A parceria entre plataformas dos mais variados segmentos e operadoras têm se tornado cada vez mais frequente. A união serve tanto como extensão para a distribuição e democratização de meios de pagamento quanto para atrair clientes em busca de produtos de qualidade, sem consumo de internet. Porém, a dificuldade em estabelecer esse tipo de parceria está em decidir um modelo de negócio capaz de cobrir o interesse de todos os envolvidos. É o que afirma a CCO da Deezer, Laurence  Miall-d’Août, que mantém parceria com a TIM desde 2015: “A cadeira de música é extensa. São gravadoras, editoras, plataformas e, então, operadoras. Não é um produto de prateleira e, quando incluímos mais um intermediário, a negociação se torna mais complexa, dependendo do grau de desconto que a tele quer para oferecer o produto aos seus consumidores a um preço atrativo ou de forma embutida a um plano, sem que o usuário pague por isso”.

A executiva ressalta que setor já não cresce mais em tamanho. “Há 230 milhões de linhas que, além de ser um número que está em queda, principalmente no pré-pago, tem uma base volátil de troca entre operadoras. A partir do momento em que a operadora oferece benefícios, o cliente começa a identificar valor na marca”, diz. Se todos estão conectados via celular, quanto mais valor agregado o cliente tiver dentro de um pacote de operadora, mais prático fica para ambos os parceiros.

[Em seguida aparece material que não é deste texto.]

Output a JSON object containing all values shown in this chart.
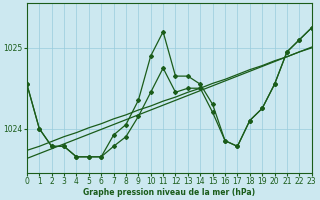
{
  "xlabel": "Graphe pression niveau de la mer (hPa)",
  "background_color": "#cce8f0",
  "grid_color": "#99ccdd",
  "line_color": "#1a5c1a",
  "x_hours": [
    0,
    1,
    2,
    3,
    4,
    5,
    6,
    7,
    8,
    9,
    10,
    11,
    12,
    13,
    14,
    15,
    16,
    17,
    18,
    19,
    20,
    21,
    22,
    23
  ],
  "series1": [
    1024.55,
    1024.0,
    1023.78,
    1023.78,
    1023.65,
    1023.65,
    1023.65,
    1023.78,
    1023.9,
    1024.15,
    1024.45,
    1024.75,
    1024.45,
    1024.5,
    1024.5,
    1024.2,
    1023.85,
    1023.78,
    1024.1,
    1024.25,
    1024.55,
    1024.95,
    1025.1,
    1025.25
  ],
  "series2": [
    1024.55,
    1024.0,
    1023.78,
    1023.78,
    1023.65,
    1023.65,
    1023.65,
    1023.92,
    1024.05,
    1024.35,
    1024.9,
    1025.2,
    1024.65,
    1024.65,
    1024.55,
    1024.3,
    1023.85,
    1023.78,
    1024.1,
    1024.25,
    1024.55,
    1024.95,
    1025.1,
    1025.25
  ],
  "trend1": [
    1023.73,
    1023.78,
    1023.84,
    1023.9,
    1023.95,
    1024.01,
    1024.06,
    1024.12,
    1024.17,
    1024.23,
    1024.28,
    1024.34,
    1024.39,
    1024.45,
    1024.5,
    1024.56,
    1024.61,
    1024.67,
    1024.73,
    1024.78,
    1024.84,
    1024.89,
    1024.95,
    1025.0
  ],
  "trend2": [
    1023.63,
    1023.69,
    1023.75,
    1023.81,
    1023.87,
    1023.93,
    1023.99,
    1024.05,
    1024.11,
    1024.17,
    1024.23,
    1024.29,
    1024.35,
    1024.41,
    1024.47,
    1024.53,
    1024.59,
    1024.65,
    1024.71,
    1024.77,
    1024.83,
    1024.89,
    1024.95,
    1025.01
  ],
  "ylim": [
    1023.45,
    1025.55
  ],
  "yticks": [
    1024.0,
    1025.0
  ],
  "xlim": [
    0,
    23
  ]
}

A Claro, no início deste ano, anunciou parceria com a Netflix, a fim de trazer conveniência, praticidade e qualidade de áudio e vídeo aos clientes. “Atingimos o melhor dos dois mundos, com a oferta uma programação linear, por cabo, via Net, da qual somos donos, e filmes e séries de um serviço de streaming, com a Netflix. Tudo isso na mesma fatura e equipamento”, afirma a diretora de marca e de comunicação da empresa, Ane Lopes. A operadora tem o seu próprio aplicativo de música, o Claro Música. A plataforma pode ser acessada por qualquer pessoa, porém, os clientes da Claro podem usá-la sem consumir dados do pacote de internet.
A Oi, segundo a diretora de comunicação e marketing, Alessandra Issa, compreende as redes sociais como um fator determinante na escolha do cliente por um plano de celular. Todos os pacotes pré-pago da marca, independentemente do valor, dão acesso ao WhatsApp e Messenger, sem gasto de dados. Na plataforma online de vídeo, a Oi Play, é possível acessar conteúdo de parceiros como Discovery, ESPN, Fox, Globosat, HBO, Telecine, Turner e Viacom.

Reinvenção dos negócios

Enquanto o mercado americano se estrutura para recriar um modelo de telecomunicações, no Brasil as teles também buscam a reinvenção de seus negócios. Sob o aspecto da própria comunicação e publicidade, as teles têm usado análise de dados, inteligência artificial (IA) e formado parcerias estratégicas com empresas como Netflix e Deezer para adicionar valor às ofertas . Isso também faz parte da trajetória disruptiva das operadoras.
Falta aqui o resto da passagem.